Uber contends their drivers are just as qualified. And for now, they aren’t charging customers – which, they say, is allowable under the city ordinance as a purely promotional service.

See here, here, and here for more on that. I’m sure you’re as shocked as I am by Uber’s casual approach to the law. The middle of those three links above notes that Uber imported drivers from other cities for SxSW, many of whom not too surprisingly weren’t all that familiar with Austin. As with the possibility of getting a citation for using the service in the first place, you’d think that would not be the best way to make a good first impression. Be that as it may, I figure Austin City Council will approve CM Riley’s resolutions, and we’ll see how it goes from there.

Finally, in news that I thought was of interest but didn’t want to devote a separate post to, a mini-link roundup on Uber and Lyft:

They get a warm reception in Washington, DC, where it would seem the local cab companies aren’t held in high esteem. Where’s Mr. T when you really need him?
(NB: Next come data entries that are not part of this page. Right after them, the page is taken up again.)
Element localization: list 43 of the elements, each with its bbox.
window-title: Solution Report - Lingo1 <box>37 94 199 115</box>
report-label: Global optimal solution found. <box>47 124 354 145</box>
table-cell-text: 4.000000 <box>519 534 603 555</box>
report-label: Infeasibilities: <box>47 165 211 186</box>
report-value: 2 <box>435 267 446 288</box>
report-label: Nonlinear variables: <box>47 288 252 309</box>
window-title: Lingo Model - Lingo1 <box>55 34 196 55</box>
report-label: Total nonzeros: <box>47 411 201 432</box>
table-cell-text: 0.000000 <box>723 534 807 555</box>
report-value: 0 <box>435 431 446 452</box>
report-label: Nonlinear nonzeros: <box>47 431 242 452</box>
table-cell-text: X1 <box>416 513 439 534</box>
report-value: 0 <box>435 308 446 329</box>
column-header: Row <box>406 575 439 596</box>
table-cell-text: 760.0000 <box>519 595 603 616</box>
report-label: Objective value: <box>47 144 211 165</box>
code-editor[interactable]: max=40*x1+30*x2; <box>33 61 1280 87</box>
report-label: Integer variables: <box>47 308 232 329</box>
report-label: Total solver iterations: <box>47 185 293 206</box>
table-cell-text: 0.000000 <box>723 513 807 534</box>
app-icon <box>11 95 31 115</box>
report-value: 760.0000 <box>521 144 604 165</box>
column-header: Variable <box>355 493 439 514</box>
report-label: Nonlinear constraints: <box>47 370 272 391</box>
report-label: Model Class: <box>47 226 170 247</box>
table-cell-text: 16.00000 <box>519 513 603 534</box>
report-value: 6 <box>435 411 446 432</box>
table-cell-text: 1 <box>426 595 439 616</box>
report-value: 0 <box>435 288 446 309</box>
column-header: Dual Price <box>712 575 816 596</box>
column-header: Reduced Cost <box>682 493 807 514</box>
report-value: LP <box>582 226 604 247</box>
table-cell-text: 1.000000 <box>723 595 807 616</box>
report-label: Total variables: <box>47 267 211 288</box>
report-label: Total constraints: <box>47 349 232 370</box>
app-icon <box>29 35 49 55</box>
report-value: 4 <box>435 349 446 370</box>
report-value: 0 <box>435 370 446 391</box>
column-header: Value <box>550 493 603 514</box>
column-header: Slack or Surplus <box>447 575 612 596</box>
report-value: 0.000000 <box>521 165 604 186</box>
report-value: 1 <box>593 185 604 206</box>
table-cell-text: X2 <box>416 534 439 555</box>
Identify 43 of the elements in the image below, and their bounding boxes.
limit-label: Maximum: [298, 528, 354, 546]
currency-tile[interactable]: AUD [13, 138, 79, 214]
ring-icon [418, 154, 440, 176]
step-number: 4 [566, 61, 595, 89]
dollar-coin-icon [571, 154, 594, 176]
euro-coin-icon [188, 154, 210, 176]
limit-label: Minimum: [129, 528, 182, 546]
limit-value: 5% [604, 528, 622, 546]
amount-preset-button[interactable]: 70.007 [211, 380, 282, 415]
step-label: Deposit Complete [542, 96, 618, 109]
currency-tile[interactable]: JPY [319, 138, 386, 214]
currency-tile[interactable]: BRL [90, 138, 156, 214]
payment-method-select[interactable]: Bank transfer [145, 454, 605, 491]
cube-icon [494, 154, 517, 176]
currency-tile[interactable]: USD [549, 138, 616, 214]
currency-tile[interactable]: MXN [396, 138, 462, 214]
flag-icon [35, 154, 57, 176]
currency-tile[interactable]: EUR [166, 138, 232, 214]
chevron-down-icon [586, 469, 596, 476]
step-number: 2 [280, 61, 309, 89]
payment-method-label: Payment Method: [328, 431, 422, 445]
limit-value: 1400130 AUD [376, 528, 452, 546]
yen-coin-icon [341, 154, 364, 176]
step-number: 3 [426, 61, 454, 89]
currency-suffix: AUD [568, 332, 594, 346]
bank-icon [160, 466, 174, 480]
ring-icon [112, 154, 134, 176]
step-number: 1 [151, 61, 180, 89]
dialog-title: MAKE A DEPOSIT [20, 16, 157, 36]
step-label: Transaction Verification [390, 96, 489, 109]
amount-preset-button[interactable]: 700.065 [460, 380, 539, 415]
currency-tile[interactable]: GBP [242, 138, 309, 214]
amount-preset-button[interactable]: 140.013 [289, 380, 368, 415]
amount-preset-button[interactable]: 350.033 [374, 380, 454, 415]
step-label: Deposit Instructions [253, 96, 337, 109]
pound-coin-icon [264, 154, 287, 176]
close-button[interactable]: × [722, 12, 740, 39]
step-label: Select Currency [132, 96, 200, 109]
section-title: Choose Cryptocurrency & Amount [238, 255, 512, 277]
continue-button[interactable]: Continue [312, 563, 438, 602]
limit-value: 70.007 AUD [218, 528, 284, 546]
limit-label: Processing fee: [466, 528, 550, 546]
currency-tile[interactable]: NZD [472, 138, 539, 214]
Some hotshot venture capitalist thinks companies like AirBnB, Uber, and Lyft are setting themselves up for future problems by having raised so many zillions of venture capital. The next wave of transportation innovators will surely be less in the thrall of their financial overlords, and thus better able to return value to all the stakeholders, which includes their customers.

And finally, if you’re going to Cannes this year, Uber has a deal for you.